No satisfaction

May 24, 2013

Speaking of Kosovo....

It was the summer of 1999 (now I have Bryan Adams 'Summer of '69 song in my head). I had been shuttling around Albania between refugee camps. By far the worst situation was in the border town of Kukes. So most of my energy was utilized there. Refugee camps were well established. Then we started getting famous visitors for the fundraising craze. We lucked out, Save the Children brought Maria Bello. We met in Tirana. She was not only cool as a cucumber but well-informed with both feet on the ground. It was enjoyable hanging out with her and she seemed genuinely interested in the plight of the people.

Unicef brought Bianca Jagger to a refugee camp in Kukes to address a group preschool children. Although UNICEF drove me crazy with their bureaucracy and flag waving, we were doing good things together in Kukes. Then Bianca showed up.


So picture this. We're sitting on the floor on a hot summer day. There are 240,000 refugees squeezed into an exceptionally poor town of 20,000. There was always the slight (or not so slight) hint of sewage. It was dusty and dry. The mountain winds constantly made the tent doors and shutters flap. We gathered the children from their improv classrooms to sit in the field to listen to the one and only Bianca Jagger. Cameras rolling. The world's press at her feet, just as she likes it.

(pls keep in mind, these are 5 year old's)

"The people who have done this to you will be brought to justice. They will not get away with this!" blah, blah, blah "The international community backs the intervention to halt this ethnic cleansing." blah, blah, blah "I am here to comfort you in these tough times" blah, blah, blah "That's why UNICEF is here to help you and your families." blah, blah, blah

By that point I was sick to my stomach and it wasn't from the fresh smell of human shit.

UNICEF had been dragging their feet with our goal of get every kid in school as soon as possible. We had the money and the resources. Save the Children sourced everything locally. We were on the move. It was quite a rush actually. It was the first time in modern humanitarian aid that this type of frontline intervention was used. We literally took kids off the exodus queues and put them in school. It was working. UNICEF had to place orders to their main warehouse in Denmark for school supplies. Those packages would arrive very close to the date that all the refugees packed up and went back home to Kosovo. So much for emergency aid. But back to Bianca.

So she stood there in her blue jacket and white hat. Armored UNICEF vehicles were in the background with big blue flags blowing in the wind. Bianca talked a little more about herself. Then a bit more about herself. A word or two about UNICEF. As I watched these kids, their heads sort of cocked to the side like golden retriever puppies confused about was being said. Even the translator seemed uncomfortable. But she got her 10 minutes of fame that she obviously thirsted for.

The big blue flag entourage took off into the horizon, leaving a long trail of dust behind them. We never saw or heard from her again. Always count your blessings in war.
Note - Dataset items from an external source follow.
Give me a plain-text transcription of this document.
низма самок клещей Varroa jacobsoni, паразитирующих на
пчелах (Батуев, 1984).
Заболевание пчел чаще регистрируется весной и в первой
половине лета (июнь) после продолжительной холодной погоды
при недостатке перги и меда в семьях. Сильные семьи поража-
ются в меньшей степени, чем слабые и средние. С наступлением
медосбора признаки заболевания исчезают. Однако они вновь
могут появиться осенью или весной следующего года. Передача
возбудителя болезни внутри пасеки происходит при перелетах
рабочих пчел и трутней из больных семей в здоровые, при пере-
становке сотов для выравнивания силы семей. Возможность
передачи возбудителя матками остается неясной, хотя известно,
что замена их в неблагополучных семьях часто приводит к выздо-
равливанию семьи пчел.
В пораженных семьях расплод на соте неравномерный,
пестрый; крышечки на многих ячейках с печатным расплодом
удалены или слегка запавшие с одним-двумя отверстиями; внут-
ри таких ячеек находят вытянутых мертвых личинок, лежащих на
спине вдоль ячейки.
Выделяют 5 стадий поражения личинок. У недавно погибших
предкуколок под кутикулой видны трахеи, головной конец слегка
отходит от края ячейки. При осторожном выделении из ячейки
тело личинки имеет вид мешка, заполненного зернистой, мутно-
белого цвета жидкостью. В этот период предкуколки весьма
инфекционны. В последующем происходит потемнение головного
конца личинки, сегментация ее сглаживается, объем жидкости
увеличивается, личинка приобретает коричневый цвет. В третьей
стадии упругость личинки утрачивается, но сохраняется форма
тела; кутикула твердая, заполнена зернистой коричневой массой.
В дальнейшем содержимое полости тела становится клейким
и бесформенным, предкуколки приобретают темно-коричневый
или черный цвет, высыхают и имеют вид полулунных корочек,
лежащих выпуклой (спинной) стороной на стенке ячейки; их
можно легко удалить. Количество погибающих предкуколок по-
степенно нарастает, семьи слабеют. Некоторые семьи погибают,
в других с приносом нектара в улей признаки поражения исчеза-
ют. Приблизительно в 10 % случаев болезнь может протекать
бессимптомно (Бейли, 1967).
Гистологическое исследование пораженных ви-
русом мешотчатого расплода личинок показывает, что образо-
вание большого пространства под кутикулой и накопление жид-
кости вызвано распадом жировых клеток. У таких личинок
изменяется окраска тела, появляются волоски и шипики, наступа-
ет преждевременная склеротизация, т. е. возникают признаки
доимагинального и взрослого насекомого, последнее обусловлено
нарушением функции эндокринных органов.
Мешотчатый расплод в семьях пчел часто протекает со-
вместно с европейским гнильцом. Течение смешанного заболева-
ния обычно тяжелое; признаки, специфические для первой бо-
I admit I have memory troubles, particularly with dates. Bianca's speech to small children was so political and heartless that it is carved in my memory. The date is not. I think this is what happened next. Most of the kids went back to their tent classrooms. In order to have as big of a group as possible, children from the neighboring camp from across the street were 'invited.' It was a dangerous street. The local Albanians were hired to drive aid from the main warehouses to the various refugee camps. They were slow and lazy so the aid agencies decided on a policy change. The drivers would be paid per delivery.

They all instantaneously reincarnated into Mario Andretti. These old and decrepit Chinese trucks would rumble down the narrow, pot-hole ridden roads at frightening speeds. One of the kids who had the pleasure of listening to Bianca headed back towards his camp. He didn't look both ways (most people in the Balkans never do). The overloaded truck's wheels screeched to a halt. The boy was struck by the tire, his head wedged between the tire and the asphalt. He died instantly.

I had become used to gore from Bosnia. Whenever it's a kid, though, it tends to do your head in, no pun intended. It was a gory sight. His brains literally poured out onto the pavement. His uncle had been close. Dad showed up within minutes. They covered him with a blanket before mom arrived. When mom came things fell apart. That painful yell is etched. His legs veered from beneath the blanket and, like every mom, she recognized him from his shoes, his socks, and the little fuzzy peach hairs on his legs. Every mom knows their babies. This one had just been taken from her.

There wasn't much any of us could do. We wanted to get the other kids away as quick as possible. Within minutes I had left. For the life of me I can't remember what I did or where I went after that. It is a complete blank. So it goes.